St. Patrick’s Day approaches. If you can’t make the trip to Dublin, then it’s off to the next closest thing—there to drink yourself into a stupor. Traditional folk music will be the last thing you hear as you slip off the bar stool and out into the alley to lay in your own sick. Fitful dreams of bawdy Irish lads and lasses, laughing at you in their varied accents awaits. Or you could not make an arse of yourself and eat the stew. The American tough guy routine has its place—we don’t want to look weak in front of the rough and ready Irish boys, so if the issue is image, then tell your friends and followers that it’s beer soup. That’s a bit of a stretch, but it photographs well next to a frosty pint and in the end, isn’t that what it’s all about?
There are several considerations when choosing how to make Irish stew for yourself. To each their own, but it must have red meat in it. Lamb is best but beef is an okay substitute. Potatoes are also required for authenticity. Finally, it’s not Irish stew if it’s not swimming in Guinness Stout. There are other imports that can meet the “beer-soup” brief, but the stout has a way with the lamb and as they say, “Guinness is good for you.” As for the options, leeks, carrots and parsnips are common. You might even add some thyme or rosemary. There’s no stew patrol on the lookout for runaway recipes, but I’m drawing the line against mushrooms. I know they taste amazing but this isn’t Beef Bourgogne and simplicity is part of the appeal.
- Bacon fat or other high heat cooking oil.
- Lamb stew meat cut into equal, bite-sized chunks. At least 4 oz per serving
- Flour, enough to coat the meat
- 1 medium onion, diced and 1 minced garlic clove, per 4 servings
- 1-2 Tbsp tomato paste, per 4 servings
- Waxy potatoes like Yukon gold and other root vegetables diced like the meat, 4 oz per serving, all together. (see 1 below)
- Guinness Stout, enough to cover everything in the pot. (see 2)

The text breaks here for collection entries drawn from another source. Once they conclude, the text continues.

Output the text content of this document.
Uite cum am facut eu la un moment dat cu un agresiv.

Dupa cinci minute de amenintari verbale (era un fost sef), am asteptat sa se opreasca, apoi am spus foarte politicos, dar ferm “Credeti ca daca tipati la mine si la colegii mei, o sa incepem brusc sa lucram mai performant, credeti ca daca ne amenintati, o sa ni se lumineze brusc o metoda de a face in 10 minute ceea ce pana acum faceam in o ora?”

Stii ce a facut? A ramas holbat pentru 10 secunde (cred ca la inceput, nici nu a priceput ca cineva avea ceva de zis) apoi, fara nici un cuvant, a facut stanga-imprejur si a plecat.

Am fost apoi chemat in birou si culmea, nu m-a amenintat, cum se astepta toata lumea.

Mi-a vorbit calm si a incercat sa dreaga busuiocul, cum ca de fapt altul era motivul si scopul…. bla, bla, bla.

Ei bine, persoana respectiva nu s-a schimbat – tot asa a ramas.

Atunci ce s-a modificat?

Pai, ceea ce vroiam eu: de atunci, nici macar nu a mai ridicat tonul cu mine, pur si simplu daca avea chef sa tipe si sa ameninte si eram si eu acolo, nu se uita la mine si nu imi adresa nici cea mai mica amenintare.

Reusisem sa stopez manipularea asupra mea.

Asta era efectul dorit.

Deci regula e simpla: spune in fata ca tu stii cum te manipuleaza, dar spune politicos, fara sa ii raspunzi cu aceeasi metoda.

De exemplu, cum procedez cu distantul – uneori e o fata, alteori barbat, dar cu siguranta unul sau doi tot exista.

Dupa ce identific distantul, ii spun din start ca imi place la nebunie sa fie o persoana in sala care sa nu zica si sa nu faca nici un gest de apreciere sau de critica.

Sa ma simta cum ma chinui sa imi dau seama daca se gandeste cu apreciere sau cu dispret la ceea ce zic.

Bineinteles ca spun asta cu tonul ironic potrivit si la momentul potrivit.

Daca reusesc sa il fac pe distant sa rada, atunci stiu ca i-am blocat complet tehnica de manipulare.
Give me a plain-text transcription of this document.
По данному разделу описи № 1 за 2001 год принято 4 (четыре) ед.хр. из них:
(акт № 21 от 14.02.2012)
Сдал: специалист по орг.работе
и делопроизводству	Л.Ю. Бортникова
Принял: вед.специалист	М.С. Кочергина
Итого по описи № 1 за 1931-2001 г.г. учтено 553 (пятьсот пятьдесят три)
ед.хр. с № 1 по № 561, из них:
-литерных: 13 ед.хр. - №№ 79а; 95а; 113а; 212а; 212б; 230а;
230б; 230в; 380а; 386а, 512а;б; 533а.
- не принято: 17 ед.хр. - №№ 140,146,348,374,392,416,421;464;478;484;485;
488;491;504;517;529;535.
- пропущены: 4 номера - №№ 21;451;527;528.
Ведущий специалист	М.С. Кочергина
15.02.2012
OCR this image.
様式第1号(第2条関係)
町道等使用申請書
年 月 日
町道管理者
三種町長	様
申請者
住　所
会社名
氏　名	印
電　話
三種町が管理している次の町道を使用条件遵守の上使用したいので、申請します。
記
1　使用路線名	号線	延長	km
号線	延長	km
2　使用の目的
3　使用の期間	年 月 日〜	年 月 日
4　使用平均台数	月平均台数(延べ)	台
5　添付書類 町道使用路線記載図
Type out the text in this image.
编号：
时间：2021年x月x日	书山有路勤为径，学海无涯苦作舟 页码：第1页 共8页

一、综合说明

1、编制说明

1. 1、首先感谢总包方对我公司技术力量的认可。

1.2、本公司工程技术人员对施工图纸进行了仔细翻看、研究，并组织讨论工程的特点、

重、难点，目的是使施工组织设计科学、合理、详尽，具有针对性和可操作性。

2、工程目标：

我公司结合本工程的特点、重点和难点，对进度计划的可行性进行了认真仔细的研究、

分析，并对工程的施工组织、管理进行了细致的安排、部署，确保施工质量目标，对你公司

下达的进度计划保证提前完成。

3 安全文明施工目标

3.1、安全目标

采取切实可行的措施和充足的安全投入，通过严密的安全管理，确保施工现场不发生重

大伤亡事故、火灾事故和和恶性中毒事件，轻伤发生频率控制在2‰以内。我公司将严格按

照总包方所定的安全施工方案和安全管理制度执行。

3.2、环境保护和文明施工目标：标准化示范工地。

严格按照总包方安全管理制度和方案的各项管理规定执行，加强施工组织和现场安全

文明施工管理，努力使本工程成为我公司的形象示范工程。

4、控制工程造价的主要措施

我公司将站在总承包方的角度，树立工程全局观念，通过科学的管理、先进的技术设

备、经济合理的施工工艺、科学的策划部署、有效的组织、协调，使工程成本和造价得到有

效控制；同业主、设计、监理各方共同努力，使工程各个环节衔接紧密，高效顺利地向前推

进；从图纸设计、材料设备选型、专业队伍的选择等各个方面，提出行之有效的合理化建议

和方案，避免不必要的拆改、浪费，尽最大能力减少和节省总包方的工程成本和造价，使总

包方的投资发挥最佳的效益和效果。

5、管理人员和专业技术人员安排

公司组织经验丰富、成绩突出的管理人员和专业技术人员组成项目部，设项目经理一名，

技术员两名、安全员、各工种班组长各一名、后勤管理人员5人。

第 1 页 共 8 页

- Aromatics in sachet (see 3)
Set the oven to bake to 135C/275F (see 4). Toss the meat to coat in the flour. Prepare the onion, garlic, potatoes and root veggies. In a dutch oven over medium-high heat, sear the meat in bacon fat or alternative, then remove from heat. Sauté the onions and tomato paste until browned, add the garlic for the last minute. Reduce heat to medium and toss in the potatoes and root veggies long enough in to get them to warm through, at least 5 minutes. Use some Guinness to deglaze, then return the meat and add the aromatics. Add more Guinness to almost cover everything. Bring to a simmer and then cover with lid. Let it linger a few moments to build up a steam and then move to the oven for 90 minutes to 2 hours until the meat gives no resistance.
- Potatoes, carrots, parsnip or other root veggies all together should be proportional (1:1) to the meat. So if you’re doing potatoes and carrots, do an even spilt so that together their combined weight is the same as the meat.
- If your friends need a scapegoat to blame before indulging, you can say it’s my fault you bought too much beer. I didn’t provide an exact measurement. Also, get new friends.
- It feels weird using words like bouquet-garni or sachet in an Irish recipe, especially after I just said this isn’t beef bourgogne. If it takes away from the tough-guy Irish identity thing, then just drop the aromatics straight in and make it a game. Whoever gets a sprig has to chug a pint or buy the next round.
- Simmering is also an option but after making the effort to deglaze I don’t like to find burnt shite at the bottom.
- It’s worth pointing out that since Guinness is bitter, if you don’t get the onions and tomato paste caramelized properly, you’ll have bitter stew. Don’t add to to the problem by forgetting to peel your carrots. If you messed up, which tends to happen when you buy more Guinness than you need, you can make sure that your guests are properly soused with a few rounds first.